As I'm sure you realize, analytic continuation is not applicable to arbitrary distributions. So, expecting the distribution $\phi(x)$ to have a well-defined analytic continuation (Wick rotation) in the $x$ coordinates is wishful thinking.
What is actually done in practice is the following. First, one computes the Minkowski time-ordered 2-point function $G(x) = \langle 0 | T \phi(x) \phi(0) | 0 \rangle$. Then, either by direct computation in specific constructions or axiomatically, one affirms that it is a very special distribution given by the boundary value of an analytic function and it is this analytic function that can be interpreted as the analytic continuation (Wick rotation) of the distribution $G(x)$. On the other hand, as you noted, it satisfies $\Delta G(x) = \delta(x)$, and not $\Delta G(x) = 0$.

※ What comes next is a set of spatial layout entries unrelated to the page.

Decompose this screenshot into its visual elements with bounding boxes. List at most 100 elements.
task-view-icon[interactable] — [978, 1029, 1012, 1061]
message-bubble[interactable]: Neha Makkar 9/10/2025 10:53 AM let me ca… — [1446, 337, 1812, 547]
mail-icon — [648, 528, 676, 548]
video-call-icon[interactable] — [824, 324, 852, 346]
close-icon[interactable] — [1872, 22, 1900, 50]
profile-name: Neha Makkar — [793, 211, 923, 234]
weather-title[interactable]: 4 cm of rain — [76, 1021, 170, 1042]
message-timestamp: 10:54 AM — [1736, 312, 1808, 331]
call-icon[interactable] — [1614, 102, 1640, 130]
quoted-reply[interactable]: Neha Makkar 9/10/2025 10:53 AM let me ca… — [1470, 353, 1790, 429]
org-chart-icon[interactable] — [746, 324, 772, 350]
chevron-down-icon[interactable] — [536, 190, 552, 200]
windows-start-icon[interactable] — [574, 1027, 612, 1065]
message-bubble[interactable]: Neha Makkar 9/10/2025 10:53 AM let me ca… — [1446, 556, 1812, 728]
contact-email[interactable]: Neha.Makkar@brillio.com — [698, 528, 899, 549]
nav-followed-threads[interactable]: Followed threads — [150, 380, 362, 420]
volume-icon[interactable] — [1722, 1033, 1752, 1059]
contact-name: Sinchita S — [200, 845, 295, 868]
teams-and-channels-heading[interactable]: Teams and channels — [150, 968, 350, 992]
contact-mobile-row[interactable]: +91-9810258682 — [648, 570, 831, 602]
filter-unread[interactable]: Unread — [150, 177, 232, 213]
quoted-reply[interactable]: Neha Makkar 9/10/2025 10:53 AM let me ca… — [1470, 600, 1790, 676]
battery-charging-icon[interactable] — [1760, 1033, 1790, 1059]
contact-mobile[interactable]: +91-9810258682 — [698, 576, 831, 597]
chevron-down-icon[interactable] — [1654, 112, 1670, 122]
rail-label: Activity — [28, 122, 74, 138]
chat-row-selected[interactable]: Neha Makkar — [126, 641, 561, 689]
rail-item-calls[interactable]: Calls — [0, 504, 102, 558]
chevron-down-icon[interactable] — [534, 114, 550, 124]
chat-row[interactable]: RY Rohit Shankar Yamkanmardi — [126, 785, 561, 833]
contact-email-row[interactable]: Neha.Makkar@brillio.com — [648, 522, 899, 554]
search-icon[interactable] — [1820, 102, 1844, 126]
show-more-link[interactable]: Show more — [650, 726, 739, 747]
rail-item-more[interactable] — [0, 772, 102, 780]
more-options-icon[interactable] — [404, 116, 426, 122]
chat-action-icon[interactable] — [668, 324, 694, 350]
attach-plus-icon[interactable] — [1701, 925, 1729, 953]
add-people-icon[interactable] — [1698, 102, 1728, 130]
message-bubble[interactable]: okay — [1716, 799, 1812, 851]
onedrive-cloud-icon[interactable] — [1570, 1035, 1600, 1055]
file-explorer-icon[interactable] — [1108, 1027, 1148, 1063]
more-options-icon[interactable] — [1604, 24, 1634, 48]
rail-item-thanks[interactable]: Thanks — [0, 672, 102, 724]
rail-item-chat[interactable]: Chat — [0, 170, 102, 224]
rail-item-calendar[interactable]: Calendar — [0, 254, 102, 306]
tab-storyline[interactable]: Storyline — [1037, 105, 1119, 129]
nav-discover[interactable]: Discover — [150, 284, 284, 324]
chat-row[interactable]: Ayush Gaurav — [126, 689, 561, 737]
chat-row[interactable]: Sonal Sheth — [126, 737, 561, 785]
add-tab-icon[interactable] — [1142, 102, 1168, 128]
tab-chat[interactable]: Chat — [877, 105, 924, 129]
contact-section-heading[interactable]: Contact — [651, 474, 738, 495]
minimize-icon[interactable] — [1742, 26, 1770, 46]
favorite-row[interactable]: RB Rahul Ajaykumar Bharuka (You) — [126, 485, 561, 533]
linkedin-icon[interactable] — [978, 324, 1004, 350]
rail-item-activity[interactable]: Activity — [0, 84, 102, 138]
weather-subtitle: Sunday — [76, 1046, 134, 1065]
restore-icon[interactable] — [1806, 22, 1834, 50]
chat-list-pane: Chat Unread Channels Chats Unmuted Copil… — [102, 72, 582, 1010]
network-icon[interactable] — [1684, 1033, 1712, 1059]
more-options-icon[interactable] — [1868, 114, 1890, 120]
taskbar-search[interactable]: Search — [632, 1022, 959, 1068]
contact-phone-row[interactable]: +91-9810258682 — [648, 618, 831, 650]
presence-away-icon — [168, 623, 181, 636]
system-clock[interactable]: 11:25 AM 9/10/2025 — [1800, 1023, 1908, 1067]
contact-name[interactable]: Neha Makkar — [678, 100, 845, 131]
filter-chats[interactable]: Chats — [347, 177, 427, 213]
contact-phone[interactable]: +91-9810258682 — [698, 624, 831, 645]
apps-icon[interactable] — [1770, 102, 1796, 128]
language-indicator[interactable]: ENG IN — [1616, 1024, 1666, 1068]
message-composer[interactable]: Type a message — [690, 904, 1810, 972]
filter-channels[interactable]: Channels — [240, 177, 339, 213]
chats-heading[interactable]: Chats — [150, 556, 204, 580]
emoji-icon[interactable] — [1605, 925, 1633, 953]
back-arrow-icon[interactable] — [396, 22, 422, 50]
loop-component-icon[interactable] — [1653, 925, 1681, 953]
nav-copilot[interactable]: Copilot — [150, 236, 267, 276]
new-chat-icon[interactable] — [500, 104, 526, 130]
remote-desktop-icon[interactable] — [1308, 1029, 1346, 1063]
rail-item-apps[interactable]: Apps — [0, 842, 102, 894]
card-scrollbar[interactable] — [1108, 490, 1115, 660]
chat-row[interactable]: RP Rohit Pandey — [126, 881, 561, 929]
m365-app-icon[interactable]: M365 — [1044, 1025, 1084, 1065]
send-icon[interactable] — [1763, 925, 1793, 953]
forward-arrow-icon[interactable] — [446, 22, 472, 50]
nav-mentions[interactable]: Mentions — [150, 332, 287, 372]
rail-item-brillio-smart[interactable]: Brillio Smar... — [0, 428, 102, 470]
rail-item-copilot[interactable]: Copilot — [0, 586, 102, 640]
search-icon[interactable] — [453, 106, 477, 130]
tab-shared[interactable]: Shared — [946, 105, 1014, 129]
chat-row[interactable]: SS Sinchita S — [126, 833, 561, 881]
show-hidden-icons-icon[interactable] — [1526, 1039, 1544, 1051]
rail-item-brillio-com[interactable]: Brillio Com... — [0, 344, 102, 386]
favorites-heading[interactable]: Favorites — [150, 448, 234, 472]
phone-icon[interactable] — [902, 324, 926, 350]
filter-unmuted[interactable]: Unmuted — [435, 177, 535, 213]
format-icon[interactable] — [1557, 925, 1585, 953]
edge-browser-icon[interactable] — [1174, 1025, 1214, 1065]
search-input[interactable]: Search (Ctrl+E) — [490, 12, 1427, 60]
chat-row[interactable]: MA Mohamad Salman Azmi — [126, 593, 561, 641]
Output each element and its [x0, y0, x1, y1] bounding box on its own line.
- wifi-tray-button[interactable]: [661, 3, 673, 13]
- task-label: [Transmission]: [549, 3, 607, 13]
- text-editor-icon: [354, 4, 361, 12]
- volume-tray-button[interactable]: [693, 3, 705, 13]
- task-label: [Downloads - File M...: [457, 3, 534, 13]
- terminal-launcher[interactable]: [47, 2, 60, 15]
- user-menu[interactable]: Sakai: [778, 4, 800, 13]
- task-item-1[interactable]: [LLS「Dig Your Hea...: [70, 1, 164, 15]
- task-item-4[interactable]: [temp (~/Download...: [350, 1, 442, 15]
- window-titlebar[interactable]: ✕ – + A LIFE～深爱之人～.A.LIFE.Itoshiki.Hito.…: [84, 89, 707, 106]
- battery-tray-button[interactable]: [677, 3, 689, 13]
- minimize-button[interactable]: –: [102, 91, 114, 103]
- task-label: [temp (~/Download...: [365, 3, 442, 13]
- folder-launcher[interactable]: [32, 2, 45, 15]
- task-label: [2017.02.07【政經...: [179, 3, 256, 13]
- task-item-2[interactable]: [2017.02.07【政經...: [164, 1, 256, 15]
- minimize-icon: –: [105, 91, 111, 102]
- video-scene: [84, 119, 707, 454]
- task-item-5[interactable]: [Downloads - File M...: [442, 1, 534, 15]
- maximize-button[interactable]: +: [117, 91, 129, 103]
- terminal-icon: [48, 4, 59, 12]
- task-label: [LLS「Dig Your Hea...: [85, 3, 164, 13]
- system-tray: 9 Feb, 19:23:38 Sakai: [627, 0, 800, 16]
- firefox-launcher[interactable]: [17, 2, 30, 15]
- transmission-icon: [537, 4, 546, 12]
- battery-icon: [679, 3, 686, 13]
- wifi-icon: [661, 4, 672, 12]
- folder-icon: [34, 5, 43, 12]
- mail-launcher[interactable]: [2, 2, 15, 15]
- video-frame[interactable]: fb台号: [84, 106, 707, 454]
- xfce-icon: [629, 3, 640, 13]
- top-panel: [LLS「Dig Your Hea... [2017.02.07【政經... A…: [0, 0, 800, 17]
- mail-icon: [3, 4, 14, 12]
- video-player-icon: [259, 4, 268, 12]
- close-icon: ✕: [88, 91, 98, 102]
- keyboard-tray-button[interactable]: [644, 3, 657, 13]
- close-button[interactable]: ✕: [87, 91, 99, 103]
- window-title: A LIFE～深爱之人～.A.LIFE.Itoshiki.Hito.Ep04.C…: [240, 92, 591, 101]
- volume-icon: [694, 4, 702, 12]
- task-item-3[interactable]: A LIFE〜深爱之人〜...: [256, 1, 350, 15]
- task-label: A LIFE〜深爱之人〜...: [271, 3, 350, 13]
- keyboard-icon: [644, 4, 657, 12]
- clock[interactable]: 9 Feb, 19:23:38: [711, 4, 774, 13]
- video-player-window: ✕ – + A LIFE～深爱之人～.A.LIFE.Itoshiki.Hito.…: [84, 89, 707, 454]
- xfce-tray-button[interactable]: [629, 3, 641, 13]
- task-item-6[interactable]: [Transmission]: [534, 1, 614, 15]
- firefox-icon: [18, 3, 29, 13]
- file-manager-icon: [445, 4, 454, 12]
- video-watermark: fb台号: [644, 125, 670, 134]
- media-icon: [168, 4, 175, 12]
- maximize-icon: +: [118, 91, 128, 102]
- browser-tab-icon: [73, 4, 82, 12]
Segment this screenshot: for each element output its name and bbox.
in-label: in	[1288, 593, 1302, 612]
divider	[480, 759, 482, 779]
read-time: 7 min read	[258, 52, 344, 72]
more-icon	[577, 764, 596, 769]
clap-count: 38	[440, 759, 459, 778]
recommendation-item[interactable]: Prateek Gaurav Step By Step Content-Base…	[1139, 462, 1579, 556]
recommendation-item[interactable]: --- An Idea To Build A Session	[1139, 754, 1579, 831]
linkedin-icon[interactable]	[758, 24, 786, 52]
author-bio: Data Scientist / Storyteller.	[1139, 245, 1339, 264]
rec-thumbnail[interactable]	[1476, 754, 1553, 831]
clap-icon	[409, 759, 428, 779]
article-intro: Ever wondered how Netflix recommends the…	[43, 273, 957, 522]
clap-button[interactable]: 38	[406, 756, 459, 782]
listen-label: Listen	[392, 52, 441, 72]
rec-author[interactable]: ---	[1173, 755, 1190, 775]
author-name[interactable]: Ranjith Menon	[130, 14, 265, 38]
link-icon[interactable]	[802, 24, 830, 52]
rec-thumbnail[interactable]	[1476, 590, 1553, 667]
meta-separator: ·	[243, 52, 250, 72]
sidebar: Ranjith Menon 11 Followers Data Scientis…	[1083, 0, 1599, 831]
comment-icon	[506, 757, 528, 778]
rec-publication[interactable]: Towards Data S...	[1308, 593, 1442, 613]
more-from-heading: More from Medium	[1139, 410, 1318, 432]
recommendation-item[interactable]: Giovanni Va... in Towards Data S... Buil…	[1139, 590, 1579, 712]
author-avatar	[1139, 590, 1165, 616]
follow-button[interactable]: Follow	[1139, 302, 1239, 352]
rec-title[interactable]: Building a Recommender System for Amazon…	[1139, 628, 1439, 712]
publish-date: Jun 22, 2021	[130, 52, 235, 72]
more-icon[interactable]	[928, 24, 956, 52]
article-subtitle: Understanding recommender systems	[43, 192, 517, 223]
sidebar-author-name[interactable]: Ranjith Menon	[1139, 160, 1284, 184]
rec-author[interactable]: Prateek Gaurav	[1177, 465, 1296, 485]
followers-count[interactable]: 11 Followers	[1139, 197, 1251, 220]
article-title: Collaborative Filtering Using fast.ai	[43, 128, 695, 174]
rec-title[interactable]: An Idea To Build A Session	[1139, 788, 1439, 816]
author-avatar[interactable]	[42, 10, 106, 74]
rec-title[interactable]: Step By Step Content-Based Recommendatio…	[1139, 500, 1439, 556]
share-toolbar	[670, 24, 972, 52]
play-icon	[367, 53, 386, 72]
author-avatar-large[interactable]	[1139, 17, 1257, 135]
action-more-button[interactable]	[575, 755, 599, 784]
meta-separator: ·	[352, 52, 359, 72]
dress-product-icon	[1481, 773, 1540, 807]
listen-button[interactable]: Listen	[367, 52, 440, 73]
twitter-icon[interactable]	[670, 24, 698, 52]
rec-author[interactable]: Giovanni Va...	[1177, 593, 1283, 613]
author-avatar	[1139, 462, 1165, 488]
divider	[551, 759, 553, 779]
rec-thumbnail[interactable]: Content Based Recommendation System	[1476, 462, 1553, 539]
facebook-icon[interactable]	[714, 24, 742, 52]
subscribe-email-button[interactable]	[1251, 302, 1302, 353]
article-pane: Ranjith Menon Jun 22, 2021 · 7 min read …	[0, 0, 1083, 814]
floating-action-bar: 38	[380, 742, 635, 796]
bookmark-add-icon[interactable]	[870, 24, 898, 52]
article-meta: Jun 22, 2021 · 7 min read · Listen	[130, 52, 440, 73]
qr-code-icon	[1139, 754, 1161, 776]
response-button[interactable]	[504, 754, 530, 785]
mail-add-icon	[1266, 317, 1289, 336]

On the other hand, the distributional properties of $W(x) = \langle 0 | \phi(x) \phi(0) | 0 \rangle$ are different and don't allow such a simple notion of analytic continuation. I think you could represent $W(x)$ as a linear combination of boundary values of analytic functions, but with the limits taken in particular ways. Such a decomposition $W(x) = \sum_i W_i(x)$, where each $W_i(x)$ is the boundary value of an analytic function, may be possible but is then not required to satisfy $\Delta W_i(x) = 0$ for each individual term. The same goes for the operator valued distribution $\phi(x)$ itself.